Landasan Hadits: Haji Mabrur Balasannya Surga
Dalam tausiahnya, Ustaz Hasan Gaido menegaskan bahwa kemabruran haji memiliki dasar yang kuat dalam sunnah Rasulullah SAW.
Ia mengutip sabda Nabi Muhammad SAW:
“Al-hajju al-mabrûru laisa lahu jazâ’un illal jannah.”
“Haji yang mabrur tidak ada balasan baginya kecuali surga.”
(HR. Sahih Bukhari dan Sahih Muslim)
Hadits tersebut menegaskan bahwa kemabruran haji merupakan capaian spiritual tertinggi dengan balasan langsung berupa surga.
Selain itu, Rasulullah SAW juga bersabda:
“Man hajja lillâhi falam yarfuts walam yafsuq raja‘a kayawmi waladat-hu ummuhu.”
“Barang siapa berhaji karena Allah, tidak berkata kotor dan tidak berbuat fasik, maka ia kembali seperti hari dilahirkan oleh ibunya.”
(HR. Sahih Bukhari)
Hadits ini menegaskan bahwa haji yang diterima Allah menghapus dosa dan mengembalikan kesucian seorang hamba.
Dasar Al-Qur’an: Menjaga Akhlak dan Amal
Kemabruran haji juga ditegaskan dalam firman Allah SWT:
“Al-hajju asyhurun ma’lûmât, faman faradha fîhinna al-hajja falâ rafatsa walâ fusûqa walâ jidâla fil-hajj…”
“(Musim) haji adalah beberapa bulan yang dimaklumi. Barang siapa yang menetapkan niatnya untuk berhaji, maka tidak boleh berkata kotor, berbuat fasik, dan berbantah-bantahan dalam masa haji…”
(QS. Al-Qur'an, Al-Baqarah: 197)
Ayat tersebut menjadi pedoman utama dalam menjaga perilaku dan akhlak sebagai indikator kemabruran.
Haji Mabrur Terkoneksi dengan Kebaikan
Dalam kesempatan itu, Hasan Gaido menyampaikan bahwa sepulang dari Tanah Suci, jamaah kembali ke “titik nol”. Tantangan sesungguhnya adalah menjaga kemabruran melalui:
Menjalin silaturahim
Menebarkan salam
Memberi makan
Menguatkan ukhuwah dan ekonomi umat
Reuni alumni ini juga menjadi bagian dari penguatan program Gaido Connected, yang mendorong alumni haji untuk bersinergi membangun ekonomi syariah nasional.

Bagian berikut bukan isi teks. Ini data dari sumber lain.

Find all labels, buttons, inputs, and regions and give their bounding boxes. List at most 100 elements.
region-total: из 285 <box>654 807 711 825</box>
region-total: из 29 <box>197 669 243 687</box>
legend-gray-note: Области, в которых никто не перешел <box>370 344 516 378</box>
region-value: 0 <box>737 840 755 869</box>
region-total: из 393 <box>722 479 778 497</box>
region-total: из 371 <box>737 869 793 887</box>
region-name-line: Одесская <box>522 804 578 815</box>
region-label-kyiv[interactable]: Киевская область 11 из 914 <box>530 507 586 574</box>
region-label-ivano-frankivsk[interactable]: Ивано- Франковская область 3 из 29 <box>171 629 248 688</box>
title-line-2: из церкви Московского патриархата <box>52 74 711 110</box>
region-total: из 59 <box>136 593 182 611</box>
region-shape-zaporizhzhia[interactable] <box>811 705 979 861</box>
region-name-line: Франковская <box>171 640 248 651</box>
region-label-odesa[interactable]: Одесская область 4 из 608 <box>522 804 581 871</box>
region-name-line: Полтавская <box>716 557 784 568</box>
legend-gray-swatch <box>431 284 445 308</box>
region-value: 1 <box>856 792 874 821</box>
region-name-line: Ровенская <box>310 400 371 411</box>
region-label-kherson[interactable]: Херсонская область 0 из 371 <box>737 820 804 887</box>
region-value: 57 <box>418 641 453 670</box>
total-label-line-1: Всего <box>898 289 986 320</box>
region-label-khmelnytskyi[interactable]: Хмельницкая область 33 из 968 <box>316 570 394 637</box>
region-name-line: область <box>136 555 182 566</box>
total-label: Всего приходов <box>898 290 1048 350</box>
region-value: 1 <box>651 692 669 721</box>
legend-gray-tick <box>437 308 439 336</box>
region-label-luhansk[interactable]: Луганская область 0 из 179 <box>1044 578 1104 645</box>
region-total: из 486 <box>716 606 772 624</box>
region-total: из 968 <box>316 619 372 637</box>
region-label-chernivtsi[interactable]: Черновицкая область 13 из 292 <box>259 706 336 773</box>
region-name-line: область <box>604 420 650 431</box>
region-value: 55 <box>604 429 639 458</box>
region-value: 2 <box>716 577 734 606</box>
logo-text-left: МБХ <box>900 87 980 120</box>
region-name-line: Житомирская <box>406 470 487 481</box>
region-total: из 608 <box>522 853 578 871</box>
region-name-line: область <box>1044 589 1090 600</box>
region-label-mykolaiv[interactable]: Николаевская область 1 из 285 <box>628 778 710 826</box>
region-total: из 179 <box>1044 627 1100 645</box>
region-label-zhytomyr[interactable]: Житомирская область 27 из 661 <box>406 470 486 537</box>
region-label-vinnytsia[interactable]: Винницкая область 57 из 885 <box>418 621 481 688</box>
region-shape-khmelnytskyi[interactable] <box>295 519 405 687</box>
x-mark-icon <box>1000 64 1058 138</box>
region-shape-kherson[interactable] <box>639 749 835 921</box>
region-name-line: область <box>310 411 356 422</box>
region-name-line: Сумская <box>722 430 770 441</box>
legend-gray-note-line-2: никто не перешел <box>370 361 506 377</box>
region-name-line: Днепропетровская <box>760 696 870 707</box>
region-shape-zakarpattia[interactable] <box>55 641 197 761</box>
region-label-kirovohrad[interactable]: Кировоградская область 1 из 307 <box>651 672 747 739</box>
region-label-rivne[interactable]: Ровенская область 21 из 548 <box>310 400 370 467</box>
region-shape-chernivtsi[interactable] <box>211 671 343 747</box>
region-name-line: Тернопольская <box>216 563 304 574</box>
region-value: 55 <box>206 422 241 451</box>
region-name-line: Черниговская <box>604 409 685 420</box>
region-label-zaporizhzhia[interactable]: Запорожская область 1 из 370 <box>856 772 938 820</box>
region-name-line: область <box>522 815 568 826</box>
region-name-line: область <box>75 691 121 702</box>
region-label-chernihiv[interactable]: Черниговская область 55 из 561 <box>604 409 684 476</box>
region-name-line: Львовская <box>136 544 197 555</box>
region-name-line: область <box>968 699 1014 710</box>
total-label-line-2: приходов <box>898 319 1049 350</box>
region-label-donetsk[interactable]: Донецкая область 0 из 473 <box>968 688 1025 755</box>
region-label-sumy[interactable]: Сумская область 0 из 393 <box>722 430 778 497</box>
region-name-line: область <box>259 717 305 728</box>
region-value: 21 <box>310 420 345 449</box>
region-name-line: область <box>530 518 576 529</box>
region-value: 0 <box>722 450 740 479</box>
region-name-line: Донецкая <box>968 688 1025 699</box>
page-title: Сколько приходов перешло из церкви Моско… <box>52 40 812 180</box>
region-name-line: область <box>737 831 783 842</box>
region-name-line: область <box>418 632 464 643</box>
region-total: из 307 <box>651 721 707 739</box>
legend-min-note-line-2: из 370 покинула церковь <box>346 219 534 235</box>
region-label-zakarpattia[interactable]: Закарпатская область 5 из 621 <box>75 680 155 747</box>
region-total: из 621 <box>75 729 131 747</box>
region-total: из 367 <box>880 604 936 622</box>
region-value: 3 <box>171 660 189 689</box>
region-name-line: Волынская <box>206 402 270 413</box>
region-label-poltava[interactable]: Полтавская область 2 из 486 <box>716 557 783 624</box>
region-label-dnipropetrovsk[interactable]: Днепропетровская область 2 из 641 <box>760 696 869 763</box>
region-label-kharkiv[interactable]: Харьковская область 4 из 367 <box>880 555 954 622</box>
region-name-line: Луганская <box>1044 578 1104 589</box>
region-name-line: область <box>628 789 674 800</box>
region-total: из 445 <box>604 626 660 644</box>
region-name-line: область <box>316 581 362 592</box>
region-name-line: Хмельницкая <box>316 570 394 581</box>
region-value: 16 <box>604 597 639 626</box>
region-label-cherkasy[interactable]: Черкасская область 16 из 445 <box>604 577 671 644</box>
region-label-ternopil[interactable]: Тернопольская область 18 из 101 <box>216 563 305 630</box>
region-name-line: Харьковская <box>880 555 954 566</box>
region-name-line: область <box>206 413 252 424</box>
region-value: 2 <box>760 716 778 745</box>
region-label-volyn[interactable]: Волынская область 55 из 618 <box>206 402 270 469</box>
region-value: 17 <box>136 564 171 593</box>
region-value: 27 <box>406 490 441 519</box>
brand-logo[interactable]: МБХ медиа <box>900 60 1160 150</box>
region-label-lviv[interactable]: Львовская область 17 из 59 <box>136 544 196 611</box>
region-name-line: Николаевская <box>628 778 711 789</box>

Bapak Haji Ombudi selaku tuan rumah menyampaikan apresiasi atas kehadiran seluruh alumni. Diketahui, beliau mengelola usaha galangan kapal dan perikanan yang mempekerjakan lebih dari 250 karyawan, sebagai kontribusi nyata dalam penguatan ekonomi umat.
Memasuki milad ke-23 pada 18 Februari 2026, Gaido Travel berharap terus menjadi penyelenggara haji dan umrah yang amanah serta penggerak jaringan kebaikan di berbagai daerah.
Reuni alumni haji di Batang ini menunjukkan bahwa kemabruran haji bukan hanya gelar spiritual, melainkan komitmen berkelanjutan untuk menjaga akhlak, mempererat silaturahim, dan menghadirkan manfaat bagi masyarakat luas.